During our conversation, Grafanakis provided detailed descriptions of the new features. Without getting too technical, here is a summary of the security features on the latest and upcoming Sharp devices.
- BIOS integrity check at startup. This feature prevents the machine from starting when malicious or corrupt startup files are detected. The MFP verifies the integrity of the startup files by comparing known reference data. Once it passes the BIOS integrity check, it launches the operating system. The operating system then verifies the integrity of the main unit firmware using a coded version of the firmware–a hash value stored on the device when the firmware was installed. If the hash values originally installed match, the machine will start. If they do not match, the device will proceed to restore a backup version of the firmware hidden on the solid-state drive.
- Application whitelisting. This only lets in known file types for embedded applications and the main unit’s firmware. Whenever new application data or firmware tries to load, it passes through a security module, which checks the whitelist. If the source data in that file is on the whitelist, it allows the data in. If not, it rejects it and won’t execute the file.

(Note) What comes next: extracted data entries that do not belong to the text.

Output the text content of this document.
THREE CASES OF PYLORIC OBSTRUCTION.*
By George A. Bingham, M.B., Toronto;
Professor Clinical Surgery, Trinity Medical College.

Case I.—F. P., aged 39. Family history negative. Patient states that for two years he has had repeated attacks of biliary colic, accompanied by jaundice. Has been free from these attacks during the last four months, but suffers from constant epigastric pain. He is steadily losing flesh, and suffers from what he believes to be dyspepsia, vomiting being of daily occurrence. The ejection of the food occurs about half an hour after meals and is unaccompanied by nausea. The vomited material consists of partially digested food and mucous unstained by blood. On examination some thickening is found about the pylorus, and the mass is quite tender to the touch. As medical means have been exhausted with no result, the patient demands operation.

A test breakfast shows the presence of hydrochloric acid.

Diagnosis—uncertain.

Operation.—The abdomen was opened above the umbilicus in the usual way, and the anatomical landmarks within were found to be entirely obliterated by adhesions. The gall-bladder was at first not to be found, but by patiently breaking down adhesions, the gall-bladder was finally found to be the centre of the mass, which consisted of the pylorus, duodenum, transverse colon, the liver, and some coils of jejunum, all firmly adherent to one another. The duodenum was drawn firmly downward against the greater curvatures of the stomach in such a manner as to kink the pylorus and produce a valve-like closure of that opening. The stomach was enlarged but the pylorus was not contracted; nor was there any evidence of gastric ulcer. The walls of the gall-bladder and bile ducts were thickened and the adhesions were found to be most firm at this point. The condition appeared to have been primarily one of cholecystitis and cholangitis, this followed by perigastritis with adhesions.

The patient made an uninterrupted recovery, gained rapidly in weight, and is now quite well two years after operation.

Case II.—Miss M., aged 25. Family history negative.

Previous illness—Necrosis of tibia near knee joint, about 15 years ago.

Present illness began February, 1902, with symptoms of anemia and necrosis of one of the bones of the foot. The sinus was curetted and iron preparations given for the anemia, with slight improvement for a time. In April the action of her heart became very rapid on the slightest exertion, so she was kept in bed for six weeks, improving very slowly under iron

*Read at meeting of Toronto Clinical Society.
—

- Real-time intrusion detection. This feature helps prevent malicious attacks through wired or wireless networks, such as a distributed denial of service (DDoS). “These attacks, typically represent themselves as a flood of incoming communication requests,” explained Grafanakis. “The attacker floods the system to overwhelm it, making it unable to respond to real requests. This is a great feature because this is a common technique used by hackers.” When this feature identifies a potential attack, it places the source IP address into a denied list, so it won’t accept connection requests from that IP address.
- Trusted platform module, TPM version 2.0. This feature was an option on the previous generation of Sharp devices. In highly security conscious environments, such as government installations, the administrator can activate an additional security layer to protect access to the solid-state drive encrypted data. “When in this mode, there is an option to back up the encryption key data to a USB drive so that if the main board ever needs to be replaced, encryption key data can be transferred to the new main PCB (Printed Circuit Board),” said Grafanakis. “In this case, only the encrypted solid-state drive with the data can be used with the backed-up encryption key data. This added protection can only be enabled when you activate the security mode.”
The above are standard security features. Sharp also offers the optional BP-VD10L Virus Detection Kit powered by Bitdefender. This provides anti-malware protection against an array of cyber threats. The Bitdefender engine uses multiple scan techniques to ensure accurate detection. It looks at data characteristics, and uses pattern matching, digital signatures, and other methods to identify existing and unknown malware threats, including viruses, trojans, worms, ransomware, and others. The cost for this is nominal, according to Grafanakis, and it provides a higher level of protection that compliments the other security features offered by Sharp for their devices.
“When you combine all these security features, and some overlap each other, such as application whitelisting and firmware attack prevention, we have very strong security offerings, certainly as standard features,” said Grafanakis. “The level of protection that we offer with these different techniques combined with the optional virus detection kit gives the customer peace of mind that their device is protected.”